Главы
Настройки

3.

… Криса не было в школе целую неделю. Целую неделю Том не спускал взгляда с входной двери и искал глазами светловолосую макушку. Но Крис как в воду канул. В классе говорили, что он приболел, и Том, уже отчаявшись дозвониться до альфы, начал по-настоящему нервничать. Внезапно жизнь этого парня стала важнее всего на свете. Выпускного, танцев и всего остального. Даже собственные переживания по поводу того, что теперь он, наверное, может считаться повязанной омегой, отошли куда-то на задний план. Как и странно-сочувствующие взгляды родителей. Даже Люк отчаялся до него достучаться и вызвать на откровенность. Только сказал, что если что, он — рядом и отстал, позволив Тому вариться в собственных эмоциях самостоятельно. Впрочем, он всегда был очень тактичным.
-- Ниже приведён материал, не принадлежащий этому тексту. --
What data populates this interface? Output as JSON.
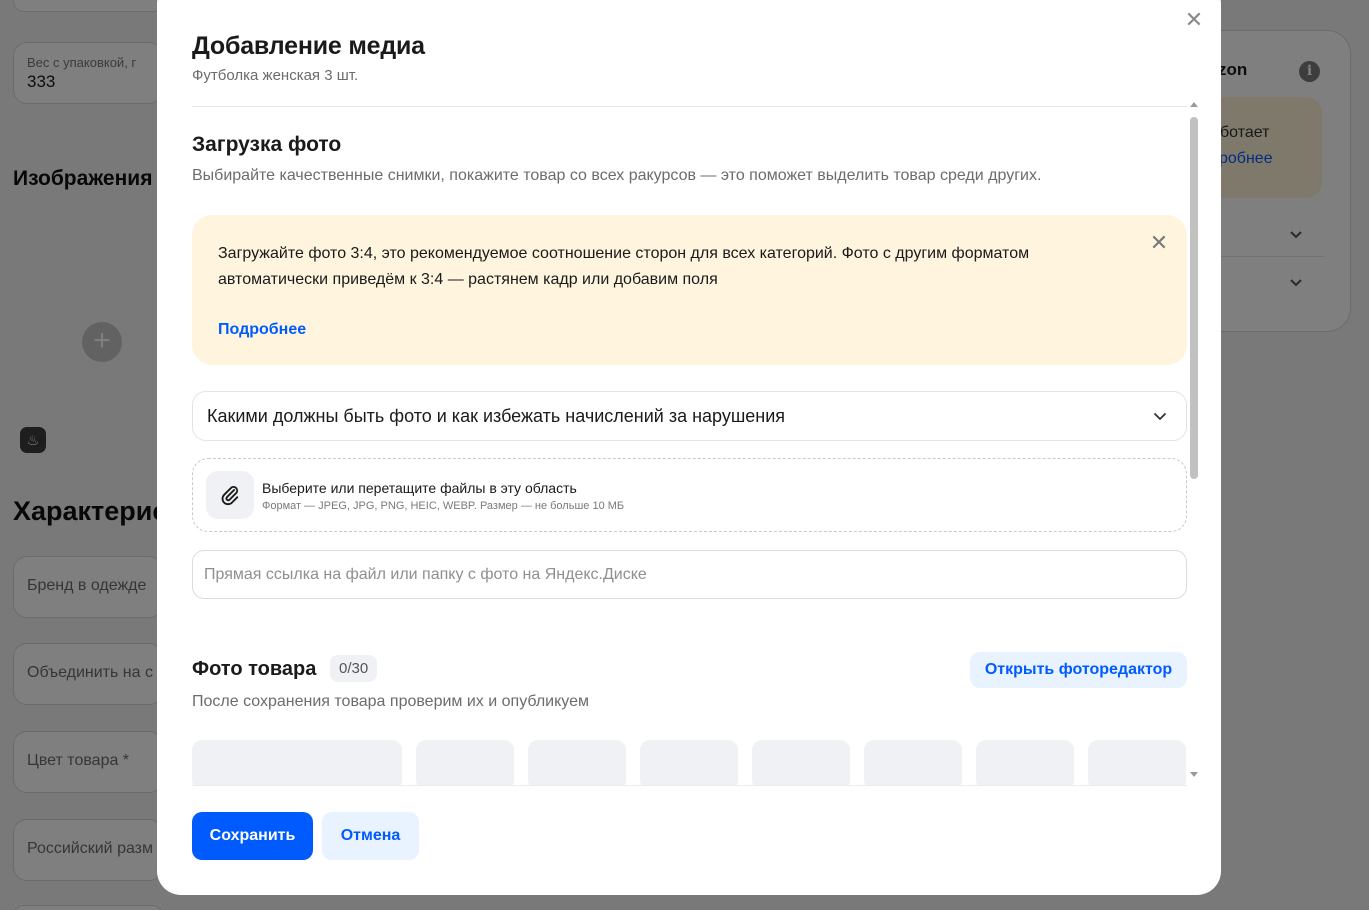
{
  "background": {
    "weight_label": "Вес с упаковкой, г",
    "weight_value": "333",
    "images_heading": "Изображения",
    "characteristics_heading": "Характерис",
    "fields": [
      "Бренд в одежде",
      "Объединить на с",
      "Цвет товара *",
      "Российский разм"
    ],
    "right_card_title": "zon",
    "right_card_text": "ботает",
    "right_card_link": "робнее"
  },
  "modal": {
    "title": "Добавление медиа",
    "subtitle": "Футболка женская 3 шт.",
    "upload_section": {
      "title": "Загрузка фото",
      "description": "Выбирайте качественные снимки, покажите товар со всех ракурсов —  это поможет выделить товар среди других."
    },
    "notice": {
      "text": "Загружайте фото 3:4, это рекомендуемое соотношение сторон для всех категорий. Фото с другим форматом автоматически приведём к 3:4 — растянем кадр или добавим поля",
      "link": "Подробнее"
    },
    "accordion": {
      "label": "Какими должны быть фото и как избежать начислений за нарушения"
    },
    "dropzone": {
      "title": "Выберите или перетащите файлы в эту область",
      "description": "Формат — JPEG, JPG, PNG, HEIC, WEBP. Размер — не больше 10 МБ"
    },
    "link_input": {
      "placeholder": "Прямая ссылка на файл или папку с фото на Яндекс.Диске",
      "value": ""
    },
    "photos": {
      "title": "Фото товара",
      "count": "0/30",
      "editor_button": "Открыть фоторедактор",
      "description": "После сохранения товара проверим их и опубликуем"
    },
    "buttons": {
      "save": "Сохранить",
      "cancel": "Отмена"
    }
  },
  "colors": {
    "accent": "#005bff",
    "accent_light": "#e8f3ff",
    "notice_bg": "#fff5de"
  },
  "icons": [
    "close-icon",
    "chevron-down-icon",
    "paperclip-icon",
    "plus-icon",
    "info-icon",
    "fire-icon"
  ]
}
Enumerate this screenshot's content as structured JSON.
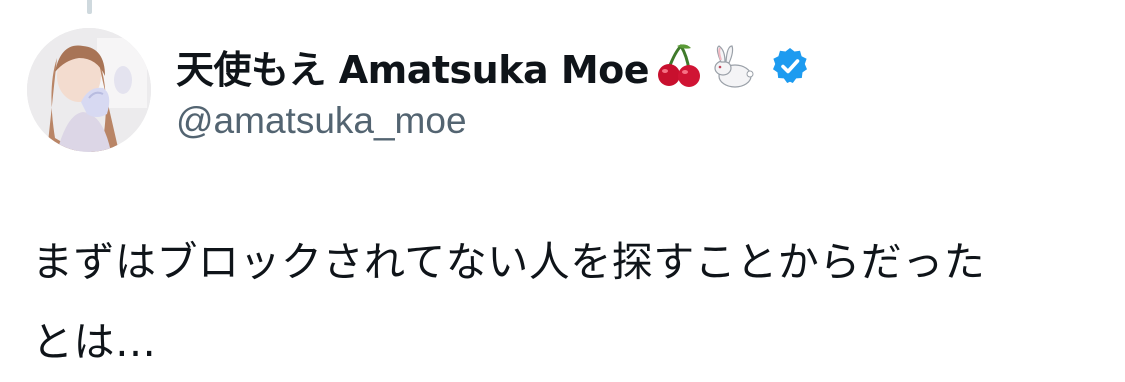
{
  "author": {
    "display_name": "天使もえ Amatsuka Moe",
    "handle": "@amatsuka_moe",
    "emojis": [
      "cherries-emoji",
      "rabbit-emoji"
    ],
    "verified": true,
    "verified_color": "#1d9bf0"
  },
  "tweet": {
    "lines": [
      "まずはブロックされてない人を探すことからだった",
      "とは…"
    ]
  },
  "colors": {
    "text": "#0f1419",
    "secondary_text": "#536471",
    "thread_line": "#cfd9de"
  }
}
…Крис появился в классе, как обычно — за пару минут до звонка. Привычно поздоровался, улыбнулся приятелям, перекинулся парой шуточек и, скользнув по Тому ничего не значащим взглядом, направился к своей парте. И первым вышел из класса, как только прозвенел звонок. Пару раз Том пытался подойти, но, наткнувшись на взгляд, полный только вежливого внимания, отступал, смешавшись. Но ведь ему не показалось! Это Крис был рядом тогда. Это с ним Том занимался любовью во время течки. Или… в этом все и дело? В течке? Свободная омега, чистая — «лакомство» для любой альфы. А он об этом забыл. Надежда — глупое чувство. Зачем самому классному парню школы немая омега? Незачем. Том сжался на своей постели, зажмурившись. И теперь стало понятно, почему родители прятали глаза после. Как глупо-то… Давно не ребенок, а в чудеса верит. А они только в сказках бывают.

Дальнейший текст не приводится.